Australian politician (1846–1921)

Ephraim Mayo Clarke (21 August 1846 – 15 April 1921) was an Australian politician who was a member of the Legislative Council of Western Australia from 1901 until his death, representing South-West Province. He was a minister in the second government of George Leake.

Clarke was born in Australind, in Western Australia's South West region. He initially worked on his father's property at Australind, but later farmed at his own property, near Harvey. In 1874, Clarke moved to Bunbury, where he was a storekeeper and warehouse owner. He was eventually elected to the Bunbury Municipal Council, and served four periods as Mayor of Bunbury (in 1888, from 1894 to 1897, from 1899 to 1900, and in 1908). Clarke entered parliament at a 1901 Legislative Council by-election, which had been caused by the death of the sitting member, William Spencer (a former mayor of Bunbury).

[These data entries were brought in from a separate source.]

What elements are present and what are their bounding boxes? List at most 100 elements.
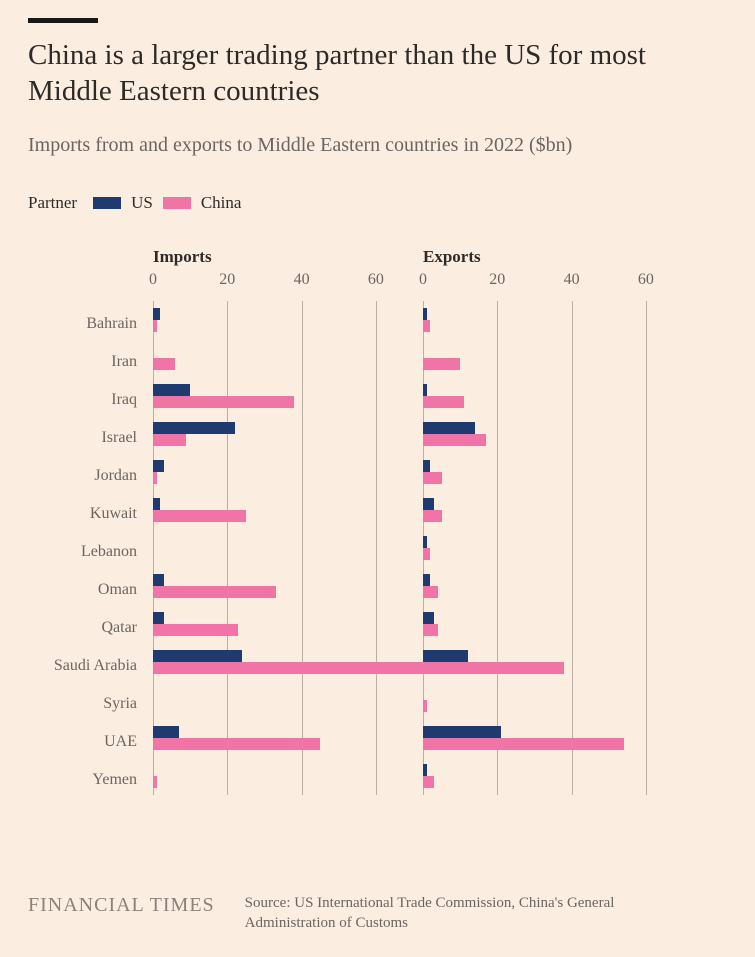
bar-us [153,460,164,472]
bar-row [423,681,683,719]
y-label: Yemen [28,761,137,799]
bar-china [423,358,460,370]
x-tick: 20 [489,271,505,289]
bar-row [423,605,683,643]
chart-subtitle: Imports from and exports to Middle Easte… [28,132,727,159]
legend-text-china: China [201,193,242,213]
y-label: UAE [28,723,137,761]
y-label: Kuwait [28,495,137,533]
plot-exports: 0204060 [423,271,683,803]
y-label: Syria [28,685,137,723]
bar-row [423,377,683,415]
chart-title: China is a larger trading partner than t… [28,37,727,110]
bar-china [423,472,442,484]
bar-china [153,776,157,788]
x-tick: 60 [638,271,654,289]
legend-label: Partner [28,193,77,213]
bar-us [423,460,430,472]
x-tick: 40 [564,271,580,289]
bar-us [153,574,164,586]
bar-us [423,536,427,548]
bar-us [423,650,468,662]
bar-china [423,776,434,788]
bar-row [153,529,413,567]
bar-china [423,548,430,560]
bar-china [423,434,486,446]
panel-imports: Imports 0204060 [153,247,413,803]
bar-row [153,681,413,719]
chart-card: China is a larger trading partner than t… [0,0,755,957]
bar-china [153,662,443,674]
panel-title-exports: Exports [423,247,683,267]
plot-imports: 0204060 [153,271,413,803]
bar-us [153,422,235,434]
bar-us [423,612,434,624]
bar-row [423,757,683,795]
bar-china [153,434,186,446]
bar-us [153,308,160,320]
y-axis-labels: BahrainIranIraqIsraelJordanKuwaitLebanon… [28,247,143,803]
x-tick: 0 [149,271,157,289]
y-label: Qatar [28,609,137,647]
y-label: Israel [28,419,137,457]
bar-china [423,586,438,598]
bar-us [153,612,164,624]
bar-row [423,491,683,529]
y-label: Iran [28,343,137,381]
bar-china [423,396,464,408]
bar-china [153,396,294,408]
bar-china [153,472,157,484]
bar-row [153,605,413,643]
bar-us [423,384,427,396]
charts-row: BahrainIranIraqIsraelJordanKuwaitLebanon… [28,247,727,803]
x-tick: 0 [419,271,427,289]
bar-us [423,726,501,738]
bar-us [153,384,190,396]
bar-china [423,624,438,636]
bar-row [153,339,413,377]
y-label: Lebanon [28,533,137,571]
bar-row [153,719,413,757]
bar-us [423,574,430,586]
bar-row [153,301,413,339]
bar-china [153,738,320,750]
bar-row [153,453,413,491]
bar-row [423,719,683,757]
bar-us [153,498,160,510]
bar-row [423,415,683,453]
bar-us [153,650,242,662]
x-tick: 40 [294,271,310,289]
legend: Partner US China [28,193,727,213]
bar-row [423,301,683,339]
bar-row [423,529,683,567]
top-rule [28,18,98,23]
panel-title-imports: Imports [153,247,413,267]
panel-exports: Exports 0204060 [423,247,683,803]
y-label: Saudi Arabia [28,647,137,685]
bar-china [153,358,175,370]
legend-text-us: US [131,193,153,213]
bar-us [153,726,179,738]
bar-row [153,643,413,681]
bar-row [423,643,683,681]
legend-swatch-china [163,197,191,209]
bar-china [423,662,564,674]
bar-china [423,510,442,522]
y-label: Oman [28,571,137,609]
x-tick: 60 [368,271,384,289]
footer: FINANCIAL TIMES Source: US International… [28,894,727,933]
bar-row [153,415,413,453]
bar-row [423,567,683,605]
x-tick: 20 [219,271,235,289]
bar-china [423,700,427,712]
bar-row [423,339,683,377]
bar-china [153,320,157,332]
brand: FINANCIAL TIMES [28,894,215,917]
bar-row [153,757,413,795]
bar-china [423,320,430,332]
bar-china [153,586,276,598]
legend-swatch-us [93,197,121,209]
source: Source: US International Trade Commissio… [245,894,665,933]
bar-us [423,764,427,776]
bar-us [423,308,427,320]
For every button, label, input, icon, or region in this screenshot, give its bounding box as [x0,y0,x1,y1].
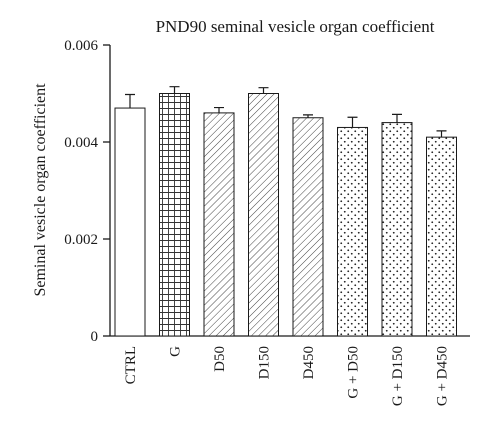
error-bar [214,106,224,113]
error-bar [303,114,313,118]
bar-d50 [203,112,235,337]
x-tick-label: G + D50 [346,346,362,399]
category-labels: CTRL G D50 D150 D450 G + D50 G + D150 G + D450 [123,346,451,406]
y-tick-label: 0 [91,329,99,345]
chart-title: PND90 seminal vesicle organ coefficient [156,17,435,36]
error-bar [125,93,135,109]
y-tick-label: 0.006 [64,38,98,54]
error-bar [392,113,402,123]
bar-ctrl [114,107,146,337]
error-bar [258,87,269,94]
bar-g-d450 [426,136,457,337]
y-axis-label: Seminal vesicle organ coefficient [32,83,49,297]
error-bar [169,86,180,94]
x-tick-label: D150 [257,346,273,379]
bar-g [159,93,190,337]
x-tick-label: CTRL [123,346,139,384]
bars [114,86,457,337]
x-tick-label: G [168,346,184,357]
x-tick-label: D50 [212,346,228,372]
y-ticks: 0 0.002 0.004 0.006 [64,38,110,345]
y-tick-label: 0.002 [64,232,98,248]
x-tick-label: G + D150 [390,346,406,406]
bar-g-d150 [381,122,413,337]
error-bar [436,130,447,138]
x-tick-label: G + D450 [435,346,451,406]
bar-g-d50 [337,126,368,337]
x-tick-label: D450 [301,346,317,379]
bar-d150 [248,93,279,337]
y-tick-label: 0.004 [64,135,98,151]
error-bar [347,116,358,128]
bar-d450 [292,117,324,337]
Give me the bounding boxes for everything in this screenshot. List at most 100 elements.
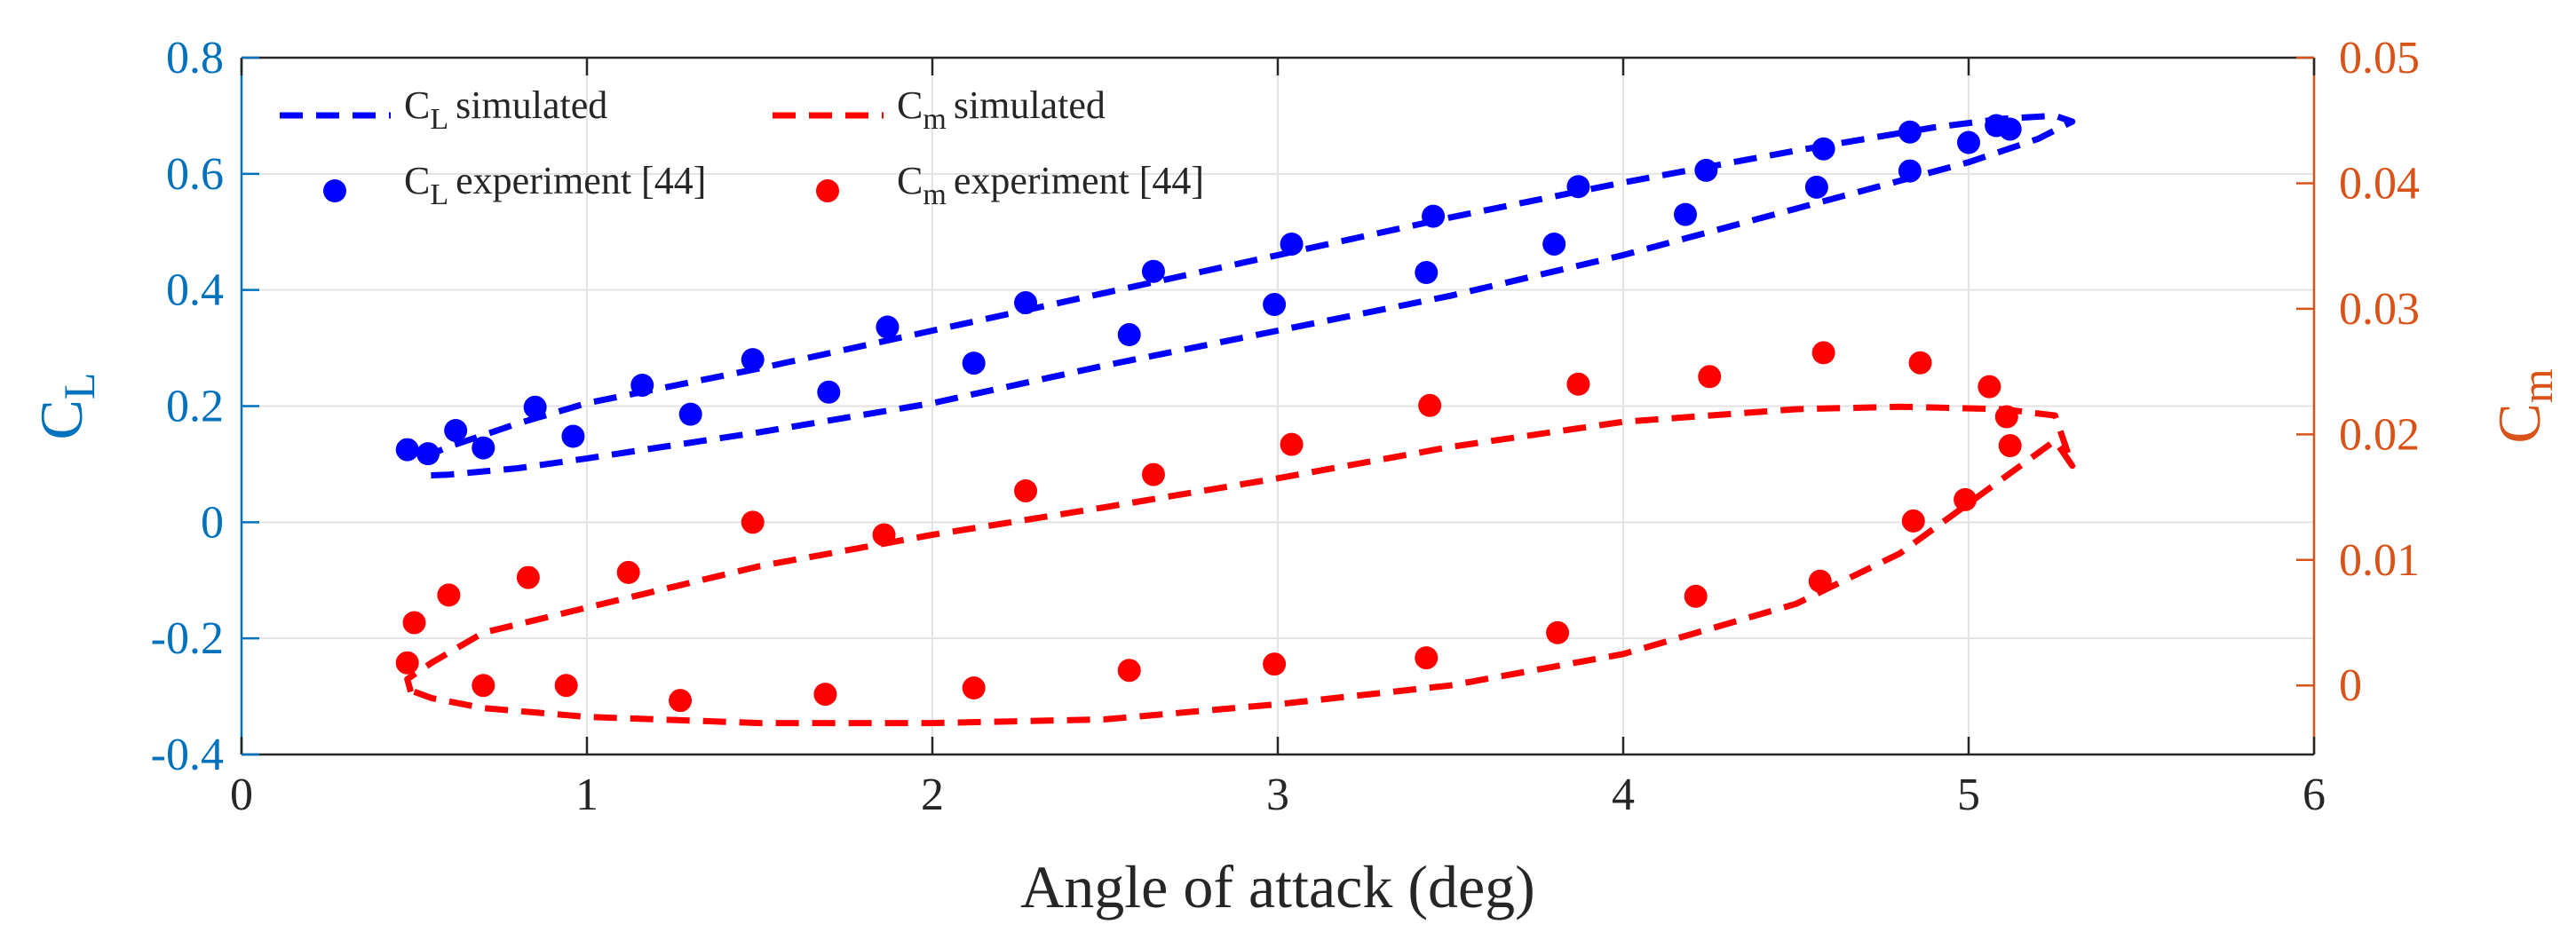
data-point [876,315,900,339]
data-point [817,380,841,404]
data-point [1014,478,1038,502]
data-point [554,674,578,698]
data-point [472,674,495,698]
x-tick-label: 3 [1266,770,1289,820]
y-left-axis-title-sub: L [54,373,104,400]
data-point [616,560,640,584]
data-point [395,438,419,462]
y-left-tick-label: 0.4 [166,265,224,316]
x-tick-label: 1 [575,770,598,820]
data-point [1978,375,2001,399]
legend-label-rest: simulated [954,83,1106,127]
y-right-tick-label: 0 [2339,660,2362,711]
data-point [1141,462,1165,486]
legend-label-rest: simulated [456,83,607,127]
data-point [1117,323,1141,347]
y-right-tick-label: 0.04 [2339,158,2420,209]
data-point [1811,341,1835,365]
legend-marker-sample [816,179,839,202]
legend-label: Cm simulated [897,83,1106,136]
data-point [1898,120,1922,144]
y-left-axis-title: CL [28,373,104,440]
y-left-tick-label: 0.6 [166,149,224,200]
data-point [1422,204,1446,228]
data-point [1898,159,1922,183]
legend-label-main: C [404,159,430,202]
data-point [1263,652,1287,676]
data-point [1117,659,1141,683]
y-left-axis-title-main: C [28,399,95,439]
series-layer [395,112,2076,727]
y-right-axis-title-main: C [2485,403,2553,443]
data-point [1415,261,1439,285]
data-point [1546,620,1570,644]
data-point [1998,117,2022,141]
data-point [741,348,765,372]
data-point [1566,175,1590,199]
y-right-axis-title-text: Cm [2485,368,2562,443]
y-left-tick-label: -0.4 [151,730,224,780]
y-left-tick-label: 0.2 [166,382,224,432]
data-point [1808,569,1832,593]
data-point [1418,393,1442,417]
data-point [1804,175,1828,199]
data-point [1415,646,1439,670]
data-point [1280,232,1304,256]
y-right-tick-label: 0.02 [2339,409,2420,460]
data-point [1674,202,1698,226]
data-point [741,510,765,534]
y-right-tick-label: 0.03 [2339,284,2420,335]
data-point [516,565,540,589]
data-point [813,683,837,707]
x-tick-label: 6 [2303,770,2326,820]
data-point [416,442,440,466]
legend-label-sub: L [430,178,448,211]
legend-label-sub: m [923,178,946,211]
legend-label-main: C [404,83,430,127]
data-point [523,395,547,419]
legend-label: CL experiment [44] [404,159,706,211]
data-point [472,436,495,460]
y-right-tick-label: 0.01 [2339,535,2420,586]
y-left-tick-label: 0 [201,497,224,548]
data-point [1014,291,1038,315]
data-point [1263,293,1287,317]
legend-label: CL simulated [404,83,607,136]
data-point [678,402,702,426]
legend-label-sub: L [430,103,448,136]
x-tick-label: 4 [1612,770,1635,820]
data-point [962,352,986,375]
y-left-tick-label: -0.2 [151,613,224,664]
data-point [1694,158,1718,182]
y-left-axis-title-text: CL [28,373,104,440]
data-point [1566,372,1590,396]
legend-label-rest: experiment [44] [954,159,1204,202]
legend-label-rest: experiment [44] [456,159,706,202]
data-point [1141,259,1165,283]
axes-layer: 0 1 2 3 4 5 6 0.8 0.6 0.4 0.2 0 -0.2 -0.4 0.05 0.04 0.03… [28,33,2562,920]
y-right-axis-title-sub: m [2512,368,2562,403]
x-axis-title: Angle of attack (deg) [1020,853,1535,920]
data-point [1698,365,1722,389]
x-tick-label: 5 [1957,770,1980,820]
data-point [630,373,654,397]
data-point [1908,351,1932,375]
legend-marker-sample [323,179,346,202]
series-line-0 [419,112,2076,479]
series-line-2 [404,403,2076,727]
data-point [402,611,426,635]
data-point [1542,232,1566,256]
data-point [1811,137,1835,161]
data-point [437,583,461,607]
data-point [1901,509,1925,533]
legend-label: Cm experiment [44] [897,159,1204,211]
data-point [1280,432,1304,456]
data-point [1957,130,1980,154]
legend-label-sub: m [923,103,946,136]
data-point [444,418,468,442]
legend-label-main: C [897,83,923,127]
legend-label-main: C [897,159,923,202]
x-tick-label: 0 [230,770,253,820]
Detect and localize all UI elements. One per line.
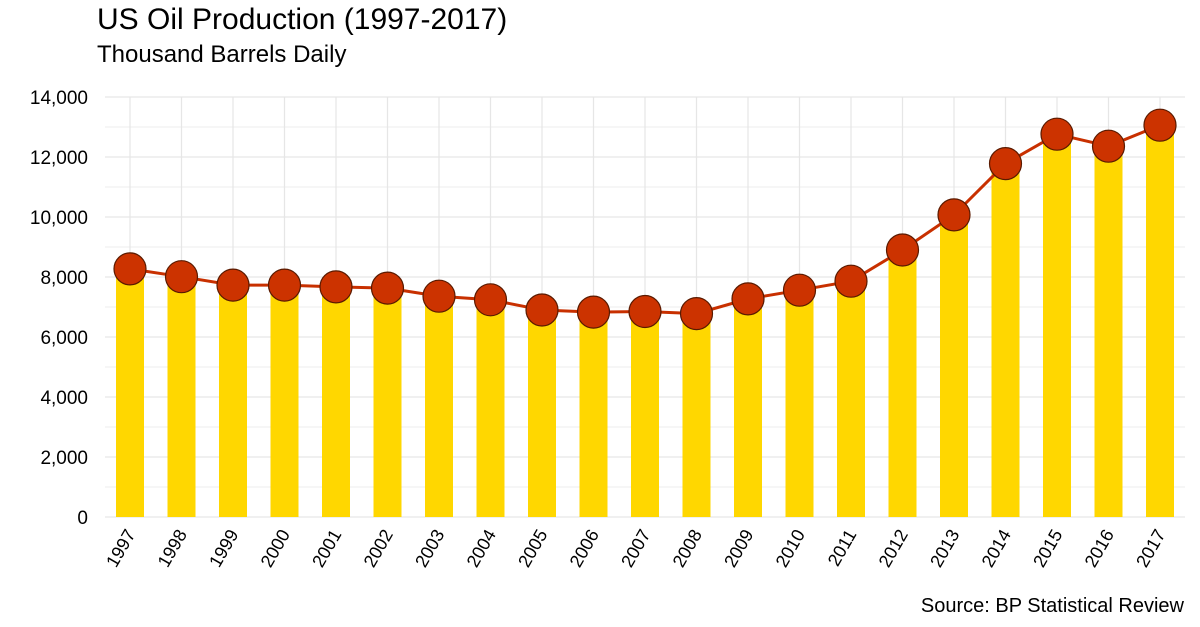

In December 1901, just months after being elected, he was made a minister without portfolio in the Leake ministry. However, George Leake died in June 1902, and Clarke was not retained in the new ministry formed by Walter James. After his initial election, Clarke was re-elected four more times (in 1902, 1908, 1914, and 1920), eventually joining the Nationalist Party. He died in Bunbury in April 1921, aged 74.